Выбрать главу

Двенадцатого сентября, в разгар работы над «Песней судьбы», он помечает в записной книжке: «Записывать просто разговоры. Клюев. Новая Драма (тишина, зеркала вод в лесу, мужичья поступь). Мечты о журнале с традициями добролюбовского „Современника“. Две интеллигенции. Дрянность „западнических“ кампаний („Весы“, мистический анархизм и т. п.). Единственный манифест и строжайшая программа. Чтоб не пахло никакой порнографией, ни страдальческой, ни хамской. Распроститься с „Весами“. Бойкот новой западной литературы. Революционный завет — презрение».

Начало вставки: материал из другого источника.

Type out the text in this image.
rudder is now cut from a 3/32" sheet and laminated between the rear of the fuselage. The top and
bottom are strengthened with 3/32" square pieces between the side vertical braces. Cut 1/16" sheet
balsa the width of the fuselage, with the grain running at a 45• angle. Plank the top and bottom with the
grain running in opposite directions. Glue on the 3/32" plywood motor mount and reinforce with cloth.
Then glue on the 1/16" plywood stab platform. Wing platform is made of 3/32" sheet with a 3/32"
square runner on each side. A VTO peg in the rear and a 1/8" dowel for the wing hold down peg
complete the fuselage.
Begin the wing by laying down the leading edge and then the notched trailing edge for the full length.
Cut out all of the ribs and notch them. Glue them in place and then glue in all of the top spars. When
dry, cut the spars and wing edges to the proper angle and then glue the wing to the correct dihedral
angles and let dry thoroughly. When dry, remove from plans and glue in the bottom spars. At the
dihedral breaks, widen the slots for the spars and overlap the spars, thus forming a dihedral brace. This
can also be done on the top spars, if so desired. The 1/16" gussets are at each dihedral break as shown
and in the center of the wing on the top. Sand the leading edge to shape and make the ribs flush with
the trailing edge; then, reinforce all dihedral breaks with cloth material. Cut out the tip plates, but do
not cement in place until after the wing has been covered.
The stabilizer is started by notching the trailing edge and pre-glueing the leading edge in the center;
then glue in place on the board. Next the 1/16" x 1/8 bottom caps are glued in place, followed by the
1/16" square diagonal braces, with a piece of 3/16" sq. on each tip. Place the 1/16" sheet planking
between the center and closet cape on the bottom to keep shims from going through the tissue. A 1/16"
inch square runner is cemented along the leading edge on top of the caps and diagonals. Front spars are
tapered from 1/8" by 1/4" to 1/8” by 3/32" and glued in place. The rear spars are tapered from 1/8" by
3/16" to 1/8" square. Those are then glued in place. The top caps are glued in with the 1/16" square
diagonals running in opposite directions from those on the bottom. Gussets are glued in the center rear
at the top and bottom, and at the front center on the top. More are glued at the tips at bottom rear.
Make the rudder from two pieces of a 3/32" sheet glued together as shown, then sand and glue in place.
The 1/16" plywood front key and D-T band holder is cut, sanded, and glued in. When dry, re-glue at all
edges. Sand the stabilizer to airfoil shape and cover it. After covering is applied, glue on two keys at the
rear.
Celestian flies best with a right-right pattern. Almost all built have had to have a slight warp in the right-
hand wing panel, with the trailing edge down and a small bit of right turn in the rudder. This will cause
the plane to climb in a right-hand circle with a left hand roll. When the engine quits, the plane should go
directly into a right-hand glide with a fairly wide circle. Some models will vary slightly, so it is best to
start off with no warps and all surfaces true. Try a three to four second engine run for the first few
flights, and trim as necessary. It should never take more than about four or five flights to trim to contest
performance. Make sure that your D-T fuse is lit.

Связавшись с «Золотым Руном», он предлагает туда же присылаемые стихи Клюева, два из которых печатаются там в октябре. Он присылает Клюеву свою новую книгу «Земля в снегу» — и получил на неё отзыв.

Поначалу Клюев благодарит за книгу и рассыпается в зачинных оговорках: «…Я очень стесняюсь много говорить про неё. Вы ведь сами человек образованный, имеете людей, понимающих искусство и творящих прекрасное, но что по-ихнему неоспоримо хорошо, то, по-моему, быть может безобразно, и наоборот. Взгляды на красоту больно заплёвывать, обидно и горько, может, и Вам выслушивать несогласное с этими взглядами. Если я читал Вашу „Нечаянную Радость“ и, поняв её по-своему, писал Вам про неё кой-что хорошее, то из этого ещё не значит, что я верно определю и „Землю в снегу“».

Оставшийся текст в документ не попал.